An estimated 300,000 to 500,000 people died under his brutal reign of terror. Justice was never served. 80,000 of the country's minority, named "bloodsuckers" by the tyrant, were expelled with 90 days to flee their property and possessions. Justice was never served. No, this is not al-Bashir's Sudan. This is Uganda, and at the helm of hell was military dictator and President Idi Amin, who died in exile on Saudi Arabian soil in 2003. Following his 8 years as ruler of Uganda in the 1970s, Idi Amin spent 24 years unpunished, living seaside in the Kingdom. The rivers of justice ran dry as the former President soaked up the sun for more than two decades.
Back then, a system of justice that was unrestrained by geographical borders was merely an armchair exercise in intellectual idealism. Today, that very system is now permanent, global, and on the front lines of the justice business, gradually giving a resounding voice to the victims of the world's gravest crimes. Much of the conversation surrounding international criminal justice focuses on the capacity, credibility, and complexity of the International Criminal Court (ICC). However, the system of international criminal justice depends on a much larger framework of international institutions, nation states, non-governmental organizations, regional courts, international law enforcement bodies, and new entities working toward the control of violence, the promotion of lasting security, and the manifestation of justice for the world's gravest crimes.
We simply cannot let this newly minted system of accountability slip through the cracks of politics as usual or skepticism and doubt. If we do, the moral stride of humanity will have taken one step back, rather than two steps forward. And while this new global system of justice cannot call Idi Amin to account for the litany of crimes he committed, including the expulsion of my mother and father from Uganda in 1972, the mere presence and pursuit of this international structure is touching the lives of many millions of people around the world affected by those engaged in truly heinous crimes.
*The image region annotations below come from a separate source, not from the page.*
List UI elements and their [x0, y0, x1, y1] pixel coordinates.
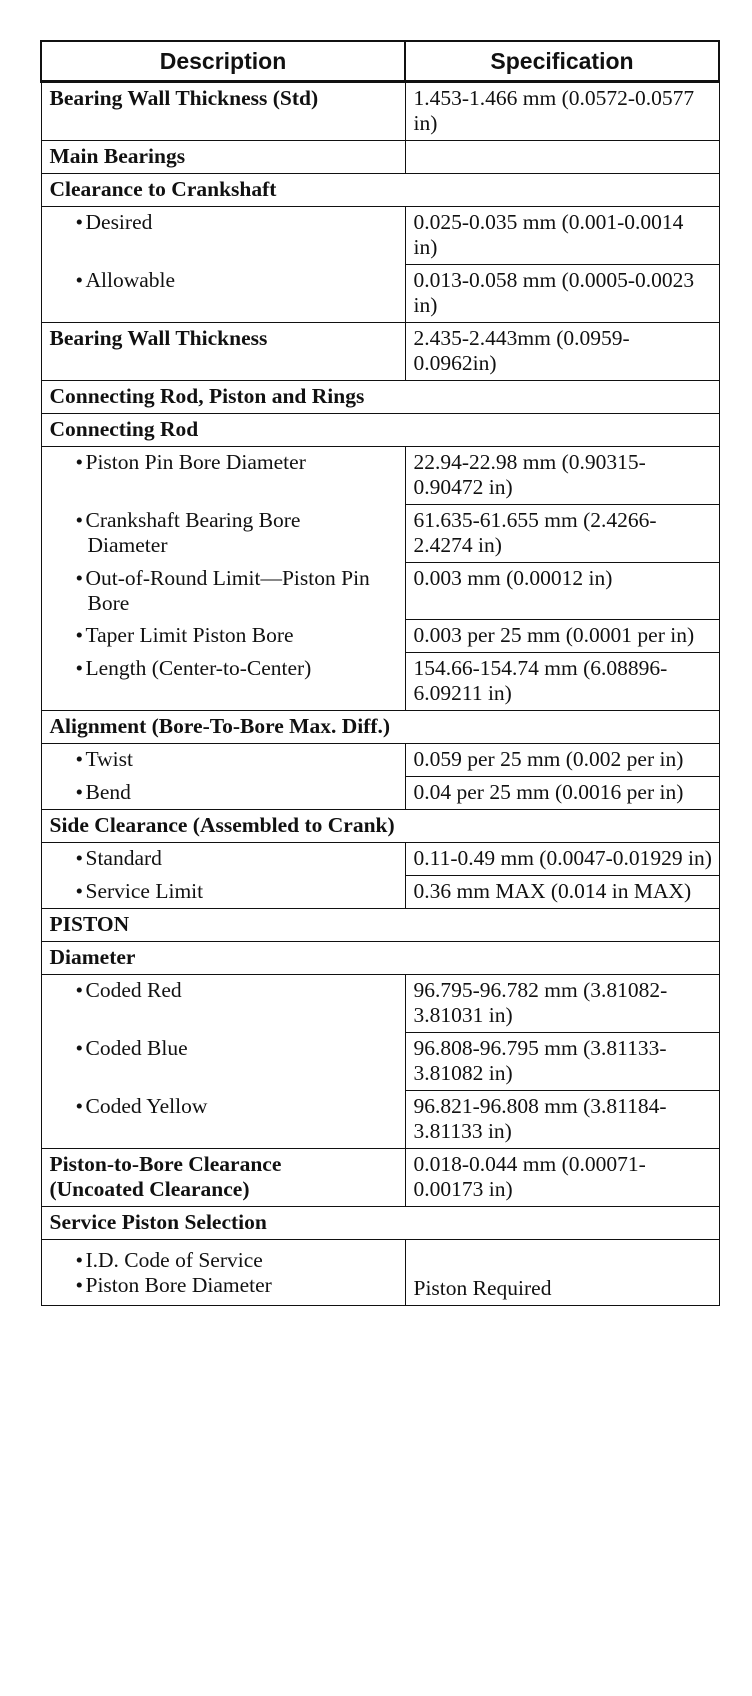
row-description: • Desired	[41, 207, 405, 265]
table-row	[41, 323, 719, 381]
row-description-text: Service Limit	[85, 878, 204, 903]
row-specification: 0.003 mm (0.00012 in)	[405, 563, 719, 620]
section-row	[41, 942, 719, 975]
table-row	[41, 1033, 719, 1091]
row-description: • Coded Red	[41, 975, 405, 1033]
row-specification: 0.059 per 25 mm (0.002 per in)	[405, 744, 719, 777]
section-row	[41, 174, 719, 207]
row-description: • Twist	[41, 744, 405, 777]
row-description	[41, 1240, 405, 1306]
table-row	[41, 1091, 719, 1149]
table-row	[41, 207, 719, 265]
row-description-line: • I.D. Code of Service	[75, 1248, 263, 1272]
row-specification: 0.013-0.058 mm (0.0005-0.0023 in)	[405, 265, 719, 323]
row-description: Piston-to-Bore Clearance (Uncoated Clearance)	[41, 1149, 405, 1207]
table-row	[41, 447, 719, 505]
row-description: • Service Limit	[41, 876, 405, 909]
row-description: • Allowable	[41, 265, 405, 323]
section-heading: Alignment (Bore-To-Bore Max. Diff.)	[41, 711, 719, 744]
row-description-text: Twist	[85, 747, 133, 771]
header-row	[41, 41, 719, 82]
table-row	[41, 777, 719, 810]
row-description: • Length (Center-to-Center)	[41, 653, 405, 711]
row-description: • Crankshaft Bearing Bore Diameter	[41, 505, 405, 563]
section-heading: Connecting Rod	[41, 414, 719, 447]
row-description-text: Standard	[85, 846, 162, 870]
row-specification: 96.795-96.782 mm (3.81082-3.81031 in)	[405, 975, 719, 1033]
table-row	[41, 1240, 719, 1306]
row-description-line: • Piston Bore Diameter	[75, 1273, 272, 1297]
row-description: • Coded Yellow	[41, 1091, 405, 1149]
row-description: • Piston Pin Bore Diameter	[41, 447, 405, 505]
table-row	[41, 620, 719, 653]
row-description-text: Length (Center-to-Center)	[85, 655, 312, 680]
table-row	[41, 141, 719, 174]
section-row	[41, 381, 719, 414]
section-heading: Diameter	[41, 942, 719, 975]
section-row	[41, 414, 719, 447]
row-description: • Standard	[41, 843, 405, 876]
row-description: Bearing Wall Thickness (Std)	[41, 82, 405, 141]
section-heading: Connecting Rod, Piston and Rings	[41, 381, 719, 414]
row-description-text: Crankshaft Bearing Bore Diameter	[85, 507, 301, 557]
row-description: • Bend	[41, 777, 405, 810]
row-specification: 22.94-22.98 mm (0.90315-0.90472 in)	[405, 447, 719, 505]
row-description: Bearing Wall Thickness	[41, 323, 405, 381]
specification-header: Specification	[405, 41, 719, 82]
section-row	[41, 1207, 719, 1240]
row-description-text: Coded Red	[85, 978, 182, 1002]
table-row	[41, 1149, 719, 1207]
table-row	[41, 505, 719, 563]
row-description-text: Coded Blue	[85, 1035, 188, 1060]
description-header: Description	[41, 41, 405, 82]
row-description-text: Piston Pin Bore Diameter	[85, 450, 306, 474]
row-description: Main Bearings	[41, 141, 405, 174]
row-specification: 0.018-0.044 mm (0.00071-0.00173 in)	[405, 1149, 719, 1207]
table-row	[41, 265, 719, 323]
row-specification: 1.453-1.466 mm (0.0572-0.0577 in)	[405, 82, 719, 141]
row-description-text: Piston Bore Diameter	[85, 1273, 272, 1297]
table-row	[41, 876, 719, 909]
row-description: • Taper Limit Piston Bore	[41, 620, 405, 653]
row-specification: 0.04 per 25 mm (0.0016 per in)	[405, 777, 719, 810]
row-specification: 0.36 mm MAX (0.014 in MAX)	[405, 876, 719, 909]
row-specification: 0.003 per 25 mm (0.0001 per in)	[405, 620, 719, 653]
row-specification: 154.66-154.74 mm (6.08896-6.09211 in)	[405, 653, 719, 711]
section-heading: PISTON	[41, 909, 719, 942]
row-specification: 2.435-2.443mm (0.0959-0.0962in)	[405, 323, 719, 381]
section-row	[41, 711, 719, 744]
row-description-text: Taper Limit Piston Bore	[85, 622, 294, 647]
row-description-text: Allowable	[85, 267, 176, 292]
section-heading: Side Clearance (Assembled to Crank)	[41, 810, 719, 843]
row-specification: 96.821-96.808 mm (3.81184-3.81133 in)	[405, 1091, 719, 1149]
row-specification: 0.11-0.49 mm (0.0047-0.01929 in)	[405, 843, 719, 876]
row-description-text: Desired	[85, 210, 153, 234]
table-row	[41, 653, 719, 711]
table-row	[41, 843, 719, 876]
table-row	[41, 82, 719, 141]
row-specification: 96.808-96.795 mm (3.81133-3.81082 in)	[405, 1033, 719, 1091]
table-row	[41, 563, 719, 620]
row-description: • Coded Blue	[41, 1033, 405, 1091]
row-specification	[405, 141, 719, 174]
specification-table	[40, 40, 720, 1306]
table-row	[41, 744, 719, 777]
row-specification: 0.025-0.035 mm (0.001-0.0014 in)	[405, 207, 719, 265]
row-description: • Out-of-Round Limit—Piston Pin Bore	[41, 563, 405, 620]
table-row	[41, 975, 719, 1033]
row-description-text: Out-of-Round Limit—Piston Pin Bore	[85, 565, 370, 615]
row-specification: 61.635-61.655 mm (2.4266-2.4274 in)	[405, 505, 719, 563]
row-description-text: Coded Yellow	[85, 1093, 208, 1118]
section-row	[41, 810, 719, 843]
section-row	[41, 909, 719, 942]
row-description-text: Bend	[85, 779, 131, 804]
row-specification: Piston Required	[405, 1240, 719, 1306]
row-description-text: I.D. Code of Service	[85, 1248, 263, 1272]
section-heading: Service Piston Selection	[41, 1207, 719, 1240]
section-heading: Clearance to Crankshaft	[41, 174, 719, 207]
The Consultative Conference on International Criminal Justice could not come at a more critical moment on the continuum of ending impunity and global cooperation in addressing mass atrocities. Convened by the Hauser Center for Nonprofit Organizations at Harvard University and sponsored by the MacArthur Foundation, members of the Steering Committee also include the International Criminal Court's Office of the Prosecutor, the Coalition for the International Criminal Court and the International Center for Transitional Justice. The 3-day conference hosted at the United Nations Headquarters September 9-11 is bringing together 150 high-level participants including the world's international justice experts, diplomats, scholars, jurists, and civil society actors to openly consult and better align strategies for the next three years. Landmark in nature, this is the first effort of its kind to strengthen the global system of international criminal justice.
Currently, there are four active investigations before the ICC, each with outstanding arrest warrants: Uganda; the Democratic Republic of Congo; Darfur, Sudan; and the Central African Republic. In addition, the Court also has several situations under analysis, including Colombia, Afghanistan, Georgia, Kenya and Cote d'Ivoire. Entrenched within these investigations, discussions and debates run the threads of local justice versus international justice, enforcement politics and State obligations, perceived biases towards the African continent, and last but not least, the complex relationship between the humanitarian community and the International Criminal Court.
With a number of outstanding arrest warrants and many more countries on the cusp of becoming active ICC investigations, the system of international criminal justice is at a crossroads and in need of stronger alignment amongst its actors. The time is now to understand and continue building a synergistic system that guides the agendas of many towards common goals.
At this defining moment, The Consultative Conference on International Criminal Justice aims to address these issues from the multitude of angles through which international criminal justice is perceived, strengthened, and dependent upon. Presenters include the Prosecutor, Registrar, and President of the International Criminal Court; Chief Prosecutor of the International Criminal Tribunals for the Former Yugoslavia and Rwanda ('94-'96); Ambassadors of Mexico, Kenya and Tanzania to the United Nations; Commissioners of the African Commission on Human and Peoples' Rights, the Inter-American Commission on Human Rights, and the Kenya National Commission on Human Rights; Executive Director of Human Rights Watch; President and CEO of Save the Children; President of the Supreme Court of Justice of Colombia; and the Democratic Republic of Congo's Minister of Justice, among many others.
Crediting Canada with saving their lives, my parents had faith that such forced resettlement from Uganda would ultimately bear its fruit one day. "This was a blessing in disguise," my father said, examining the last 37 years. Others were not so lucky.
Back then, we could rationalize injustice and inaction by the international community because we lacked a common framework, permanent global institutions, and other enabling tools to save the world's most vulnerable populations. Today, these ideas are being put into practice, testing the will of humanity to fight for justice. Let us not fail this test, for if we fail, this article will be reprinted with only a handful of words changed--the main one, of course, would be replacing the name of President Idi Amin with President Omar al-Bashir. With the Arab League in support of the Sudanese president, not even the exile haven of choice would change.